In modo molto schematico possiamo dire che lo psichiatra interviene nel sistema della giustizia penale con le seguenti funzioni:
Tralasciando le funzioni dello psichiatra chiamato a svolgere una perizia per conto dell'Amministrazione Penitenziaria o come consulente di parte, vorrei centrare l'attenzione sul ruolo dello psichiatra come operatore carcerario.
In questo caso l'ambiguità di ruolo è massima, poiché nella stessa persona confluiscono le funzioni di colui che deve fornire informazioni all'autorità giudiziaria o all'amministrazione penitenziaria e, quella di operatore del trattamento. Si tratta in sostanza di una situazione in cui convivono controllo e cura, in cui lo psichiatra che opera in carcere oltre che terapeuta (prestando assistenza e cura ai detenuti con disturbi psichiatrici o, più semplicemente, con difficoltà psicologiche), diviene anche criminologo. Come tale è fra coloro che si occupano, per conto dell'amministrazione giudiziaria o penitenziaria, di studiare la personalità di un delinquente per valutarne la probabilità di recidiva, la idoneità a fruire di benefici, di riduzioni di pena, di sanzioni, di misure alternative. Egli, in sostanza, per esercitare questa attività, dovrà spogliarsi, in parte, di ciò che costituisce l'abituale veste professionale di ogni clinico, vale a dire quel particolare atteggiamento di affettività che lo porta ad essere solidale col soggetto che gli si affida in cerca di aiuto. In pratica l'alleanza terapeutica viene a scontrarsi con il fatto che il paziente, in molti casi, è esaminato non in prospettiva di una cura o di un intervento a suo favore, bensì per assolvere a richieste e a necessità dell'amministrazione giudiziaria.

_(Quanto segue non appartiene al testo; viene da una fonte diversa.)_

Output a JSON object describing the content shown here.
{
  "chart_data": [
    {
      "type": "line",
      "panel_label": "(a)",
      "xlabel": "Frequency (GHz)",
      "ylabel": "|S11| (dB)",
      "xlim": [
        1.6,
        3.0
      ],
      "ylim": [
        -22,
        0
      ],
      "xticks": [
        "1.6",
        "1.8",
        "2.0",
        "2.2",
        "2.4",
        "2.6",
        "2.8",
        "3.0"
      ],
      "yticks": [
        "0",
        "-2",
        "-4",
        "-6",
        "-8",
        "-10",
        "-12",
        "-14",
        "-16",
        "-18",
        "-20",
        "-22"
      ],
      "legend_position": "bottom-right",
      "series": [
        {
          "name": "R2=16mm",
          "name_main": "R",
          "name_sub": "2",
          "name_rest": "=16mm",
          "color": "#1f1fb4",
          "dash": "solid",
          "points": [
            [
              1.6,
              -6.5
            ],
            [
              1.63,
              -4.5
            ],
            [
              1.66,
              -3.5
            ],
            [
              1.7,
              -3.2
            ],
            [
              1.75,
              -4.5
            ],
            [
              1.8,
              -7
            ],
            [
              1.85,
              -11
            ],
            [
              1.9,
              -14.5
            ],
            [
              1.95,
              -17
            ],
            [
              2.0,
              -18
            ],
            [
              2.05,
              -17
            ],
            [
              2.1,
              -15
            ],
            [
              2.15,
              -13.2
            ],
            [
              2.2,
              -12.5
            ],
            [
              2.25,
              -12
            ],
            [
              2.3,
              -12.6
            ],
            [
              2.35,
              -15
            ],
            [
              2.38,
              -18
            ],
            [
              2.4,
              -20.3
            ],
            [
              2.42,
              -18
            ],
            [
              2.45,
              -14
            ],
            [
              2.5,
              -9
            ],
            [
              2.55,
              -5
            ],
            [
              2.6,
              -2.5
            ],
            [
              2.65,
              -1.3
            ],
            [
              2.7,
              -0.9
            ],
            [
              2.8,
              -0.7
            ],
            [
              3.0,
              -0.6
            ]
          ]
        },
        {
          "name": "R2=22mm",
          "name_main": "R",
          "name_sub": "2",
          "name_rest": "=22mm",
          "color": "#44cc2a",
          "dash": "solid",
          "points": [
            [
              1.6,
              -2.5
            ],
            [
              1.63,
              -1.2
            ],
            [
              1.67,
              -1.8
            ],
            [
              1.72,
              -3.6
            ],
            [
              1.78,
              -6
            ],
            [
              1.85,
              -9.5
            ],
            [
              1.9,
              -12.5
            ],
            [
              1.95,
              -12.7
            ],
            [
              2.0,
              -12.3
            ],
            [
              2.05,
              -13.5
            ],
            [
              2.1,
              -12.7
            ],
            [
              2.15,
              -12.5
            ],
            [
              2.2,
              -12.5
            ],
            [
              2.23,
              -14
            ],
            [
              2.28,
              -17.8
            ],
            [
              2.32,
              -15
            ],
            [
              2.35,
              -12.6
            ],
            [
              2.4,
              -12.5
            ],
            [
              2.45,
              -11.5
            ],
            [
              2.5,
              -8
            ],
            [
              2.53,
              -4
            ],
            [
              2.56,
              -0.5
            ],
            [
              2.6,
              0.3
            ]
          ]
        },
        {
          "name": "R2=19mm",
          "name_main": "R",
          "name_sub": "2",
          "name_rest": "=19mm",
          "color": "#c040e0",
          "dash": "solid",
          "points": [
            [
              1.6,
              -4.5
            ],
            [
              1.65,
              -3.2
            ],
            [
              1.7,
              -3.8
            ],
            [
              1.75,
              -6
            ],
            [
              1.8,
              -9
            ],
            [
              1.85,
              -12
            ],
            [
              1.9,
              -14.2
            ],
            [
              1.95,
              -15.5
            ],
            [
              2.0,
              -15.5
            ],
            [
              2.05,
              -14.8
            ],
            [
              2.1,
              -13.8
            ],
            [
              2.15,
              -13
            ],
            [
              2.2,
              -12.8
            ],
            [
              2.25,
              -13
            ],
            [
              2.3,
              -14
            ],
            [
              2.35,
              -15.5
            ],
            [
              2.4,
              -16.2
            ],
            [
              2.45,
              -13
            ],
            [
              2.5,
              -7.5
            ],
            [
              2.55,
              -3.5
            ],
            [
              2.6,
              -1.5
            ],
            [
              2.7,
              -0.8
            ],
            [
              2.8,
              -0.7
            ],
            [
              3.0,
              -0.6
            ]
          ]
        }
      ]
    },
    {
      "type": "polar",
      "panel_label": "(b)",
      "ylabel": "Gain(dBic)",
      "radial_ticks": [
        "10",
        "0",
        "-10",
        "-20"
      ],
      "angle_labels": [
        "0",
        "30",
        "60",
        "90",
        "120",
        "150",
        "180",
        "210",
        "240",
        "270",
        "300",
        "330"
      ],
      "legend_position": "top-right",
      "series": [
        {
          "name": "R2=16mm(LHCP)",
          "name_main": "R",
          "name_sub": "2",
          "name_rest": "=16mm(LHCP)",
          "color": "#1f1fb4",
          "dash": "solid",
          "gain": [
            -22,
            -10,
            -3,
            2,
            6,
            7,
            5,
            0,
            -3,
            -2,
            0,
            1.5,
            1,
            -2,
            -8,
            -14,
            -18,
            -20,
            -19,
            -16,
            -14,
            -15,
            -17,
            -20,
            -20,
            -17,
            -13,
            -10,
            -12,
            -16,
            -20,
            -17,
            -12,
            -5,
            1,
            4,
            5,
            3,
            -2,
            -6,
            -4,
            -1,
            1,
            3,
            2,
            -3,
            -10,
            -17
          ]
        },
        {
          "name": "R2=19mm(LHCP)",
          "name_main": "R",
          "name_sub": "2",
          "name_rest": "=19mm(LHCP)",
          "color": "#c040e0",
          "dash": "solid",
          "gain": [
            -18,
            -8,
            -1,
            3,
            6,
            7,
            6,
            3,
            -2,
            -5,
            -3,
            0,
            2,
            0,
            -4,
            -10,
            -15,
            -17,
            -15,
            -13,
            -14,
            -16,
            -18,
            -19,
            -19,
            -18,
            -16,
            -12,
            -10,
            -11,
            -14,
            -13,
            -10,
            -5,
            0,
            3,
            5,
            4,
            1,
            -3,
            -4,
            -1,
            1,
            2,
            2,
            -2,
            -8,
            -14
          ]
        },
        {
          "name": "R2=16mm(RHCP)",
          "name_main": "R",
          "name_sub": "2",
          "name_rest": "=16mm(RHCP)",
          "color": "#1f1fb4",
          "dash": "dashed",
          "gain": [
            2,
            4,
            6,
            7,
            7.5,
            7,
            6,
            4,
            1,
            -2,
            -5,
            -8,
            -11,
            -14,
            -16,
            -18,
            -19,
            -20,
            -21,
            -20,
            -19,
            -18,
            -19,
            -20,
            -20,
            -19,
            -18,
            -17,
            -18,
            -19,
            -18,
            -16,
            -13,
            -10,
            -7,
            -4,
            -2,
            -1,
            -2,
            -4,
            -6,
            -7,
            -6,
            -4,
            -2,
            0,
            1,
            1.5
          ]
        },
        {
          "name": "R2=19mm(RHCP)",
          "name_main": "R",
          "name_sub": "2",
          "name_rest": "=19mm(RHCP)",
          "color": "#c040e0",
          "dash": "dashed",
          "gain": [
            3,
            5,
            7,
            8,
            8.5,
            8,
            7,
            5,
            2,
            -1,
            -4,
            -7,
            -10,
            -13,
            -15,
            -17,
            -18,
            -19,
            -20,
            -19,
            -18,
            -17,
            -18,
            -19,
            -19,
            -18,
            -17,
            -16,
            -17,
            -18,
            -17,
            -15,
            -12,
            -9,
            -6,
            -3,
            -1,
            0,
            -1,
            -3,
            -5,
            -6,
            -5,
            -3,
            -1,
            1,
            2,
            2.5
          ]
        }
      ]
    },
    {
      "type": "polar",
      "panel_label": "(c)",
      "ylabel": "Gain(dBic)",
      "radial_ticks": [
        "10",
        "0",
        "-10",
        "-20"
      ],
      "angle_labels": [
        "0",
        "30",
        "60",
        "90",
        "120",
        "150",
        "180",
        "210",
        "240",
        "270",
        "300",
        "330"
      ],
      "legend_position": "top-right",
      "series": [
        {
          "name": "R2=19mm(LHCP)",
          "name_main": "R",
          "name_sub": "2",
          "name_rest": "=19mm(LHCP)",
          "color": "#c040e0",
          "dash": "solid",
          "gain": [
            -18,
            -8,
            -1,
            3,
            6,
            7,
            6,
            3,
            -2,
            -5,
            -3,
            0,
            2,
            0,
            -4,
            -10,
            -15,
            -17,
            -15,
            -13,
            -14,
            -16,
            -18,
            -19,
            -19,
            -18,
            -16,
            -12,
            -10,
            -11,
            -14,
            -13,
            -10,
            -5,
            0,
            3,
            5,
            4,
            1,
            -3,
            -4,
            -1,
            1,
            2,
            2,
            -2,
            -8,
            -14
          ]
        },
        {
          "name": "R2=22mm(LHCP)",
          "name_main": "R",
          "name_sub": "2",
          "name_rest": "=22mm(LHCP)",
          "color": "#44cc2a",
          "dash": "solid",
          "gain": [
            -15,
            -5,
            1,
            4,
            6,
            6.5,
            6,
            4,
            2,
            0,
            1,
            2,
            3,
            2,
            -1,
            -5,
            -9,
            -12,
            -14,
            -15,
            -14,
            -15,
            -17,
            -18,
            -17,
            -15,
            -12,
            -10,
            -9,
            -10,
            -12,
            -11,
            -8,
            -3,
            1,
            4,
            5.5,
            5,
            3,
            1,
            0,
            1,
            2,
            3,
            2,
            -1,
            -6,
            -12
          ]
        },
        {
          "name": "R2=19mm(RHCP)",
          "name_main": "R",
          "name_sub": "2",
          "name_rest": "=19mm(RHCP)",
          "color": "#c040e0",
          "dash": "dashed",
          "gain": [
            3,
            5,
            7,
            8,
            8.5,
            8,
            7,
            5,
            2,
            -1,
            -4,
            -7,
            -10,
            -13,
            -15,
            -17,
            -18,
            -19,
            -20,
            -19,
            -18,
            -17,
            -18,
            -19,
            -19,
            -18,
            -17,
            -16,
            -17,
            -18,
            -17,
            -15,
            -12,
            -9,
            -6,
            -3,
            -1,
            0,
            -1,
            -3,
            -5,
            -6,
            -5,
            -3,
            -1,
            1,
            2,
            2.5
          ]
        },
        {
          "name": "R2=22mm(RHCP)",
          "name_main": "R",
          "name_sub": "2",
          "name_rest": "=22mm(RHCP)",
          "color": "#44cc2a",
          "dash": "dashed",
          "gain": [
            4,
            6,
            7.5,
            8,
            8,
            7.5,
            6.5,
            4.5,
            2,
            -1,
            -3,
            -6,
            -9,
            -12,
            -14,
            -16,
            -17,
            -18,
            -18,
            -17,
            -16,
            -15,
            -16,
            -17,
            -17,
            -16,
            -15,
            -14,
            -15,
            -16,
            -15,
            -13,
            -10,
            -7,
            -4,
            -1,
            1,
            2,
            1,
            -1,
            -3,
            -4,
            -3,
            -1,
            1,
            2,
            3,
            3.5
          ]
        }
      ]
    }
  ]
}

La duplicità del mandato, l'impossibilità di un'effettiva alleanza terapeutica e il dover esaminare in modo neutrale un soggetto creano una situazione di ambiguità e di conflitto, che sono comunque inevitabili, e che è compito etico dell'esperto conciliare.
Questo duplice mandato si avvicina a quello del quale si trova investito il normale psichiatra operante nelle strutture civili, il quale, sebbene abbia essenzialmente un mandato di cura, non può sfuggire a compiti di controllo sociale. Ma, mentre per lo psichiatra diciamo "civile" questa è un'evenienza eccezionale o quantomeno rara, la duplicità del ruolo è pressoché la regola quando lo psichiatra è chiamato ad operare nel contesto delle istituzioni carcerarie.
"La duplicità del ruolo, tra l'altro, comporta per lui un atteggiamento che non deve essere certo di diffidenza aprioristica, e men che meno di preconcetta ostilità, ma non può essere neppure di acritica accettazione di tutto quanto gli viene riferito: certo neppure il terapeuta stimerà sempre e comunque sincere le parole del detenuto, ma la corrispondenza al vero avrà per lui minor importanza, rilevando piuttosto, ai suoi fini, il perché una cosa viene sottaciuta ed un'altra magari travisata: in terapia, cioè, conta più il vissuto, in criminologia più il fatto" (2).
Ne consegue la necessità di essere consapevoli che il reo in questione, sul quale lo psichiatra è chiamato a formulare giudizi, possa avere particolare interesse a simulare o dissimulare stati d'animo e propositi, addirittura cercare di manipolare e strumentalizzare l'esaminatore, dal giudizio del quale possono a lui derivare concreti ed attuali benefici o pregiudizi in termini di libertà personale. Discuterò in modo più esteso questo argomento al § n. 7 della prima parte.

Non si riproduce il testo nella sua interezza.